Furthermore, Tesla's current forward price-to-earnings ratio of 204 times has long detached from the valuation logic of traditional automakers; investors are more focused on the grand narrative of integrating Musk's aerospace, electric vehicle, and artificial intelligence businesses, rather than simple vehicle sales growth.
Although Tesla's energy storage product deployments reached 13.5 GWh in the second quarter, representing a 53% increase from the first quarter, it fell slightly short of the market expectation of 13.8 GWh, failing to deliver an extra surprise to investors.

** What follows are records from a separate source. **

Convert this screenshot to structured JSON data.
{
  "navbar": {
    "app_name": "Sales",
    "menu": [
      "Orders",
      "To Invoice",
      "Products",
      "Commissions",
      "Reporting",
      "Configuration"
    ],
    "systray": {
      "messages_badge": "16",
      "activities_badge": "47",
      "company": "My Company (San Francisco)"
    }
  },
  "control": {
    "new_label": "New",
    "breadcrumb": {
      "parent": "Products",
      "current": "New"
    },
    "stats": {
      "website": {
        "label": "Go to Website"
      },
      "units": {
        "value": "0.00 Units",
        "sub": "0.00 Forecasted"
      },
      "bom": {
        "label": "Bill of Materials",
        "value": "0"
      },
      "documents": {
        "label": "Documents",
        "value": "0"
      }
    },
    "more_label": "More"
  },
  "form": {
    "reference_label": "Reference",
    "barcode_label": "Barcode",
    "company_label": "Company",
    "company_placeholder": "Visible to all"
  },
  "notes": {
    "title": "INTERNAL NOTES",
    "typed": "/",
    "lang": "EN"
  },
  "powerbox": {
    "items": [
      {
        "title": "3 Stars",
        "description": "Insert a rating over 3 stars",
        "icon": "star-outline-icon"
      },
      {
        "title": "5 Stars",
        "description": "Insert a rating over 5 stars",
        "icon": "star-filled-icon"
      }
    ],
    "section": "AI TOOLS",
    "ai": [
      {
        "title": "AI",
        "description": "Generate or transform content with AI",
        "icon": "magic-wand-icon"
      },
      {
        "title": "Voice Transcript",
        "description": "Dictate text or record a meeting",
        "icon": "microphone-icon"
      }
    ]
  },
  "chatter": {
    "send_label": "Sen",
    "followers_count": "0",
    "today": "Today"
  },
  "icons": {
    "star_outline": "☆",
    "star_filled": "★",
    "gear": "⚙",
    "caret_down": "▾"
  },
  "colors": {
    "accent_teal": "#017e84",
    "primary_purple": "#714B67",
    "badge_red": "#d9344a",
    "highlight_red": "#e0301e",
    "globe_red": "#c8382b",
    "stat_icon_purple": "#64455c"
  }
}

Truist analyst William Stein emphasized that compared to vehicle deliveries, the development of AI projects, especially FSD (Full Self-Driving), is far more important to Tesla's long-term cash flow and stock price performance.
Ford ( F) saw its total sales fall 10% in the second quarter, with electric vehicle sales plunging 40.7%. General Motors ( GM) reported a 4.2% decline in quarterly sales and noted the smaller size of the EV market. Lucid ( LCID) posted lower-than-expected deliveries and announced a series of organizational restructurings. Meanwhile, Rivian ( RIVN) delivered a stellar performance, with last-quarter deliveries beating expectations and its full-year delivery target revised upward.
Notably, BYD delivered 557,090 battery-electric vehicles in the second quarter, outperforming Tesla by 77,000 units to reclaim its global leadership position.
To remain competitive, Tesla must not only continue to boost sales but also secure solid profit margins. To achieve its delivery targets, Tesla has relied on price cuts and promotional incentives, which compress profit margins.
In addition, factors such as U.S. inflation, shifting trade policies, and rising chip costs could pose challenges for Tesla in the future.